Evidence of the way this saga will end abound. Earlier this week, White House Chief of Staff Rahm Emanuel admitted the prime objective of healthcare reform is to get control of insurance companies. He said, "The goal is to have a means and a mechanism to keep the private insurers honest. The goal is non-negotiable; the path is" negotiable.”

Emanuel specifically mentioned a White House willingness to move away from the “public option” favored by most liberals and adopting instead a version of the fascist Republican model used in Medicare Part D. Obama’s chief of staff said that one of several ways to meet President Barack Obama's goals is to adopt a mechanism under which a public plan is put into effect only if the marketplace fails to provide sufficient competition on its own. This is precisely the trigger mechanism Republicans used when they created a prescription-drug benefit for Medicare in 2003.

Any part of such a deal between the federal government and big insurance companies, of course, would have to entail a guarantee that the insurance companies be sheltered from paying the costs of the plan by shifting them onto healthcare consumers.

And guess who will pay?

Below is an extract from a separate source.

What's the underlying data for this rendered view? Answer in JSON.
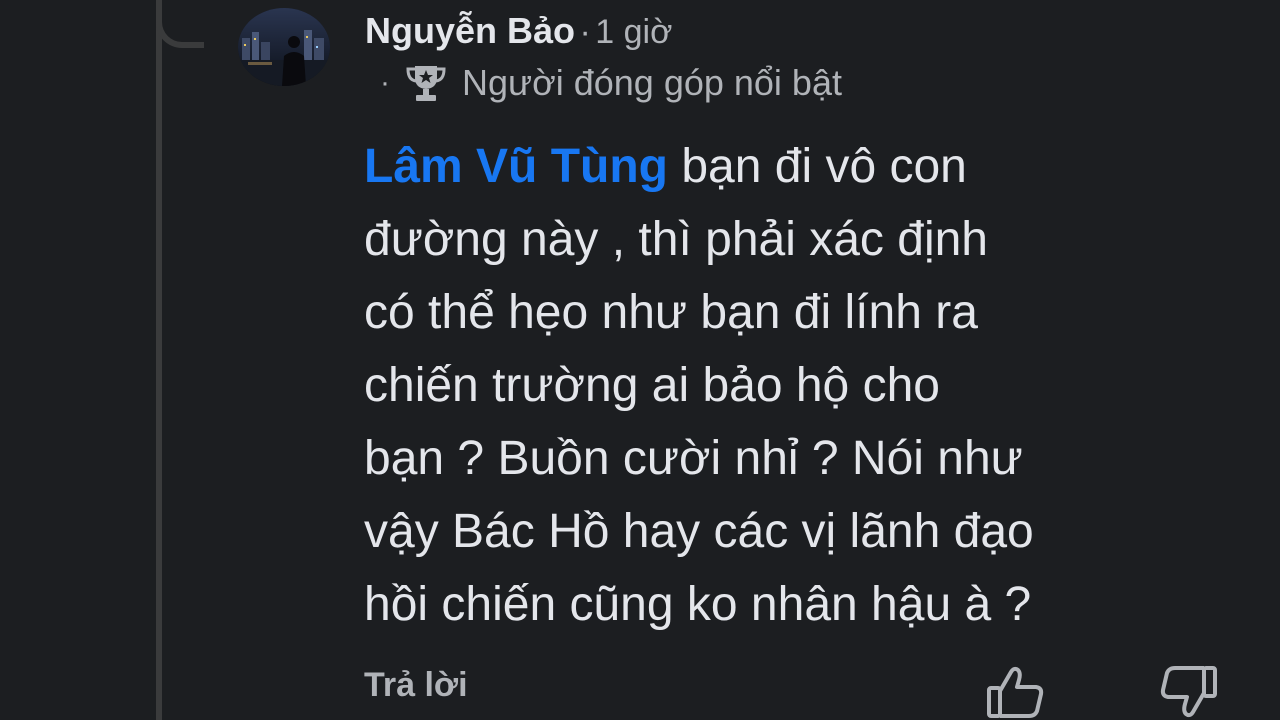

SENIORS FIRST. That is why it was no coincidence that the $155 billion “cost-saving” deal Obama struck with hospitals entails a decade’s worth of reductions to Medicare and charity-care payments for hospitals.

So there you have it: A stealth government takeover of big insurance companies, pharmaceutical companies, hospitals and even private employers along with more cuts to Medicare. When the government and private industry go into partnership, it is invariably the people who get kneecapped. The fascist healthcare system being teed up in Washington will be no exception.